わたしの引きつった悲鳴に、藍ちゃんは珍しく慌てた様子で自室からとんできた。それからわたしと掌のそれを交互に見つめてひとつだけため息をついた後、柔らかく髪を撫でてくれた。この手が決してわたしを否定しないと知っているので、すこしだけ安心する。それでもやっぱり掌の現実はいじわるく笑いかけた。

このネックレスは、去年藍ちゃんと一緒に海に行ったとき彼が買ってくれたものだった。だから、もうすぐ訪れる二度目の夏にも無くてはならないものだったのに。これはなんにも出来ないわたしを、藍ちゃんが受け入れてくれたあかしだったのに。だんだんとにじんでいく視界に、またため息が聞こえた。これは、魔法のため息だ。

「貸して、直してあげる」
「...ほんとに?」
「僕が今まで嘘ついたことあった?」

そうやってちょっとだけいたずらっ子のように笑った藍ちゃんに、こころがきゅうきゅうと悲鳴をあげた。すぐにでも大声をあげて泣いてしまいたい、そんな気分だ。わたしはこの笑顔にいっとう弱い。

「藍ちゃんは、魔法をたくさん持ってるねぇ」
「魔法?」

テーブルに座って、開いてしまったチェーンを起用に道具を使い閉じていく。その姿には魔法という言葉がぴったりと当てはまる気がした。ひどく不器用なわたしにはとても真似のできないことだ。

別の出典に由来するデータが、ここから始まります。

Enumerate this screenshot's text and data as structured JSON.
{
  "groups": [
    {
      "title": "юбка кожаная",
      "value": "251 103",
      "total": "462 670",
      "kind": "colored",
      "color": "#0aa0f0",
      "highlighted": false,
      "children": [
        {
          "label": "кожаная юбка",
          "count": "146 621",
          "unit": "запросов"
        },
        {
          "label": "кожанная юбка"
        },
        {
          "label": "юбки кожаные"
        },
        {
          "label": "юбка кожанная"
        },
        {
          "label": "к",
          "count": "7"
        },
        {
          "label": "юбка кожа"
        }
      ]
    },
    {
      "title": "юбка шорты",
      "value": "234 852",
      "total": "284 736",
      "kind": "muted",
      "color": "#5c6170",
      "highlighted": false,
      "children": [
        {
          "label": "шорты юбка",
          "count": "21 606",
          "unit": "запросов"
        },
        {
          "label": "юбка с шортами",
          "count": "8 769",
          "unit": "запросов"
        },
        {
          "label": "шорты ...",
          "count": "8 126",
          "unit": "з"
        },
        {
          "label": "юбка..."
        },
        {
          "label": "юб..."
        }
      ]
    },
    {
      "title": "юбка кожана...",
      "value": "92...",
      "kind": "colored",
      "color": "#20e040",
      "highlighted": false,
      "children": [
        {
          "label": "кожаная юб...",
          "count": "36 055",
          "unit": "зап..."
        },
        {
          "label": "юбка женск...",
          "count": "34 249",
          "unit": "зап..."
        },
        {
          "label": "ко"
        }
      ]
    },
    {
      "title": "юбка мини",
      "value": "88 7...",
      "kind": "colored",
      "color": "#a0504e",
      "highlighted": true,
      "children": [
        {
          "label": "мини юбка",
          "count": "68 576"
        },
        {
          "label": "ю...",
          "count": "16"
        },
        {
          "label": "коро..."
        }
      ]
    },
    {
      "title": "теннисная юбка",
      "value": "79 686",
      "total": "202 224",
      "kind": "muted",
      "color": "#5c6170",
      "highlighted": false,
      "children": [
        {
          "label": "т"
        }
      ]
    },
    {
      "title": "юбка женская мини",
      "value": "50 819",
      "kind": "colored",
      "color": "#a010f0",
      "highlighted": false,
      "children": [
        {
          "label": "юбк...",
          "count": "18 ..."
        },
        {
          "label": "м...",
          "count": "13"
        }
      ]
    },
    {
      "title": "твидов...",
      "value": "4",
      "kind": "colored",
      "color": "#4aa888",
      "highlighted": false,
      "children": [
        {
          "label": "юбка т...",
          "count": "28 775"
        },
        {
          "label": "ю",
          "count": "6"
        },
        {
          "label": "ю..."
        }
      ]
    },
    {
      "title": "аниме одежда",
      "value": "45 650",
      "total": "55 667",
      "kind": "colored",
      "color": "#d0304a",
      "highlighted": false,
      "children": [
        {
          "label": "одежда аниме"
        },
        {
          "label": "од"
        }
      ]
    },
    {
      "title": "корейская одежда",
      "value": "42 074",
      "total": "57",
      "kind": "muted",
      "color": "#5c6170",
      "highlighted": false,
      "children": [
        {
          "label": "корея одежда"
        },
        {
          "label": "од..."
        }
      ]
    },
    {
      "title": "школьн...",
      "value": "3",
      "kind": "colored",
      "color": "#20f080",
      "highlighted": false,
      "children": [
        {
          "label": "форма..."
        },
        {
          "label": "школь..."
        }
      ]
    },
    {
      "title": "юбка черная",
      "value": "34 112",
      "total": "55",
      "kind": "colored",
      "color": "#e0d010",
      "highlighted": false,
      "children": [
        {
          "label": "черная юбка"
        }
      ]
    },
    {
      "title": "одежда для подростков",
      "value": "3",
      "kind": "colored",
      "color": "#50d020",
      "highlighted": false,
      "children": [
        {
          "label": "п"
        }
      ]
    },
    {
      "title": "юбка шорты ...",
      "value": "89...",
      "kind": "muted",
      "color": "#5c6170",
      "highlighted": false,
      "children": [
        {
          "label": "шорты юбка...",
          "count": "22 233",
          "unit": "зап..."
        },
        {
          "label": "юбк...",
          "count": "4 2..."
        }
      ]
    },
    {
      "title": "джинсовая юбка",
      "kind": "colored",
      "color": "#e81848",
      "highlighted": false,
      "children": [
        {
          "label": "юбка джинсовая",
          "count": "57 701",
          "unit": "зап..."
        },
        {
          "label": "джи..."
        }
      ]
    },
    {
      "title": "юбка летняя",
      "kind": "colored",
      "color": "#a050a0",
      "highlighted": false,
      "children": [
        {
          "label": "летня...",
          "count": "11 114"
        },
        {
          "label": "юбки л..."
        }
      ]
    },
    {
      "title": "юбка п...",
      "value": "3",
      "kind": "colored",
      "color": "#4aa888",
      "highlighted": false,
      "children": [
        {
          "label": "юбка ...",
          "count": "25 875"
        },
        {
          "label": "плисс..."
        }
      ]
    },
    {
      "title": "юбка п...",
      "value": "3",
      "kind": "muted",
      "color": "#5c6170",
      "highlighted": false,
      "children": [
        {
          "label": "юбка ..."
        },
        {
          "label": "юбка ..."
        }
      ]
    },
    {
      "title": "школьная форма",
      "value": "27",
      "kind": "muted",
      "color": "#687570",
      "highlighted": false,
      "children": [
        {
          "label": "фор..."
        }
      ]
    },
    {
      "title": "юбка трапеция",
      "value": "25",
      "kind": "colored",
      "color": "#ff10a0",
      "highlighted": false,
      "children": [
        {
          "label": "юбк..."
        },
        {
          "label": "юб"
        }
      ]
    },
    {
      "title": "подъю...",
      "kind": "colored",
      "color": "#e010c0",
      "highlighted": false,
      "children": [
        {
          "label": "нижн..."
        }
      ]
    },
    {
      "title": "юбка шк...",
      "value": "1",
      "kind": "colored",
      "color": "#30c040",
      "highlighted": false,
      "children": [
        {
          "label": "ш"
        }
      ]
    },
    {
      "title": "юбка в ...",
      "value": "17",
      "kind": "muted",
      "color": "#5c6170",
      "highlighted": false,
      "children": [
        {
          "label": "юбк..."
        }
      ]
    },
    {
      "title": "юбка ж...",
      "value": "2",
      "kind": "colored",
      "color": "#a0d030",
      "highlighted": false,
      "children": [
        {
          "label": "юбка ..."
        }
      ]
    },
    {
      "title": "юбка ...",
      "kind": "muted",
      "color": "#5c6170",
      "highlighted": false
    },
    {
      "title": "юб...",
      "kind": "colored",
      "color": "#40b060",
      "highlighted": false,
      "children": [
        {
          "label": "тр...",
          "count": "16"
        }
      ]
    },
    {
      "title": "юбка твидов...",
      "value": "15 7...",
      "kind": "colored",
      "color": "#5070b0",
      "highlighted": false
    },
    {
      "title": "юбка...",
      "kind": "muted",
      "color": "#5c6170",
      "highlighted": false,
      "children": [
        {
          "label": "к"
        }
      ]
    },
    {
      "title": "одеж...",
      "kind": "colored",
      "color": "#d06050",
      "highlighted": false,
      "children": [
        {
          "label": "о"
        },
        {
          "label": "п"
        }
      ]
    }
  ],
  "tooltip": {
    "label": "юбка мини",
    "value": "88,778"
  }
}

「今だって、わたしには絶対できないことを簡単にやっちゃう」
「それは君が不器用なだけでしょう」
「それだけじゃないよ!藍ちゃんはなんでもできちゃう。わたしに出来ないこと、たくさんたくさん」
「それは君も同じじゃない?」

つい立ち上がって大げさに手を広げて熱弁すると、返ってきたのは予想外の言葉だった。首を傾げていると、いつの間にかすっかり元通りになったネックレス。藍ちゃんはわたしの髪を横に流してから、首に腕を回す。少しくすぐったくてからだをねじると、動かないでと怒られた。

「君は泳ぐのが得意だよね」
「...そうだね」
「いっつもころころ表情が変わる」
「藍ちゃんといると、そうなるの」
「美味しいものをたべてると、幸せそう」
「だって、美味しいんだもん」
「全部僕にはうまくできないことだよ」

そう言って、ちゅっとわたしの頬に唇をくっつけた。忘れていた。藍ちゃんは、ときどきとても恥ずかしいことを平気でするのだ。

「じゃぁ、わたしと藍ちゃんははんぶんこだね」
「はんぶんこ?」
「藍ちゃんがうまく出来ないことは、わたしがかわりにうまくやるから!」
「まぁはんぶんって言っても割合的には8:2ぐらいだろうけどね」
「もうっ!」

わたしが頬を膨らますと、藍ちゃんはまたいたずらっ子のように笑った。もうすぐくる二度目の夏も、その次の夏も、ずっとこの笑顔が見れますようにと願いながらわたしはさっきのお返しに彼の頬に背伸びする。